- Steven Moore – In Search of History’s Innovative Fiction
- Rick Moody in the Leonard Lopate Show
- James Wood on Henry Green on the Leonard Lopate Show
- Henry Roth on Unappreciated on the Leonard Lopate Show
- Favorite Books: John Waters and Elif Batuman
- Jean-Philippe Toussaint
And a couple from Scott at Conversational Reading:
Little by little over the past few months I’ve been listening to the 45C English classes of UC Berkeley professors John Bishop and Charles Altieri. They’re quite good and you too can listen to them on iTunes U via the links.
The classes deal with modernism in English literature, starting with the poets (Dickinson, Hardy, Pound, Yeats, etc) and moving on to the novelists (James, Hemingway, Conrad, Woolf, etc), and they’re extremely entertaining and informative. So much so, in fact, that I was disappointed to see that as I’ve now moved on to 45B it appears that Cal is only offering Altieri’s lectures and not Bishop’s as well.

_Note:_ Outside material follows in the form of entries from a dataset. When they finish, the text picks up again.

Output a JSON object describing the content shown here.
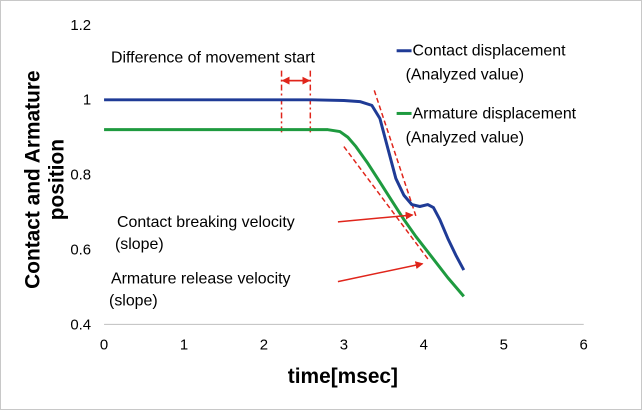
{
  "chart_data": {
    "type": "line",
    "xlabel": "time[msec]",
    "ylabel": "Contact and Armature position",
    "xlim": [
      0,
      6
    ],
    "ylim": [
      0.4,
      1.2
    ],
    "x_ticks": [
      0,
      1,
      2,
      3,
      4,
      5,
      6
    ],
    "x_tick_labels": [
      "0",
      "1",
      "2",
      "3",
      "4",
      "5",
      "6"
    ],
    "y_ticks": [
      0.4,
      0.6,
      0.8,
      1.0,
      1.2
    ],
    "y_tick_labels": [
      "0.4",
      "0.6",
      "0.8",
      "1",
      "1.2"
    ],
    "grid": false,
    "legend_position": "top-right",
    "series": [
      {
        "name": "Contact displacement\n(Analyzed value)",
        "color": "#1f3b96",
        "points": [
          [
            0,
            1.0
          ],
          [
            1,
            1.0
          ],
          [
            2,
            1.0
          ],
          [
            2.6,
            1.0
          ],
          [
            3.0,
            0.998
          ],
          [
            3.2,
            0.995
          ],
          [
            3.35,
            0.985
          ],
          [
            3.45,
            0.95
          ],
          [
            3.55,
            0.87
          ],
          [
            3.65,
            0.79
          ],
          [
            3.75,
            0.745
          ],
          [
            3.85,
            0.72
          ],
          [
            3.95,
            0.715
          ],
          [
            4.05,
            0.72
          ],
          [
            4.12,
            0.712
          ],
          [
            4.2,
            0.68
          ],
          [
            4.3,
            0.63
          ],
          [
            4.4,
            0.585
          ],
          [
            4.5,
            0.545
          ]
        ]
      },
      {
        "name": "Armature displacement\n(Analyzed value)",
        "color": "#1e9a3f",
        "points": [
          [
            0,
            0.92
          ],
          [
            1,
            0.92
          ],
          [
            2,
            0.92
          ],
          [
            2.8,
            0.92
          ],
          [
            2.95,
            0.915
          ],
          [
            3.05,
            0.9
          ],
          [
            3.15,
            0.875
          ],
          [
            3.3,
            0.83
          ],
          [
            3.45,
            0.78
          ],
          [
            3.6,
            0.73
          ],
          [
            3.75,
            0.68
          ],
          [
            3.9,
            0.635
          ],
          [
            4.1,
            0.58
          ],
          [
            4.3,
            0.525
          ],
          [
            4.5,
            0.475
          ]
        ]
      }
    ],
    "annotations": {
      "movement_start": "Difference of movement start",
      "contact_velocity": "Contact breaking velocity\n(slope)",
      "armature_velocity": "Armature release velocity\n(slope)"
    },
    "guide_lines": {
      "movement_start_x": [
        2.22,
        2.58
      ],
      "contact_slope": [
        [
          3.38,
          1.025
        ],
        [
          3.9,
          0.69
        ]
      ],
      "armature_slope": [
        [
          3.0,
          0.875
        ],
        [
          4.05,
          0.575
        ]
      ]
    },
    "annotation_color": "#e0251b"
  }
}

Someone should attempt to rectify that, as the two men are ideal foils for one another. Altieri delivers with a lovable Woody Allen, schizoid New Yorker style (although I see no reason to believe he’d treat the young ladies in his class as Allen would), whereas Bishop utilizes an incredibly dense stream of monotone. (Indeed, you have not lived until you hear the latter ironically quip, “If you know what I mean and I think you do.”) And of course, given that this is modernism and a good 2/3 of the authors have stifled sex lives that are all over their works, the virtues of each’s delivery are only more pronounced.
But to be serious for a moment, these are great lectures. Download them to your iPod and enjoy them on your commute to and from work.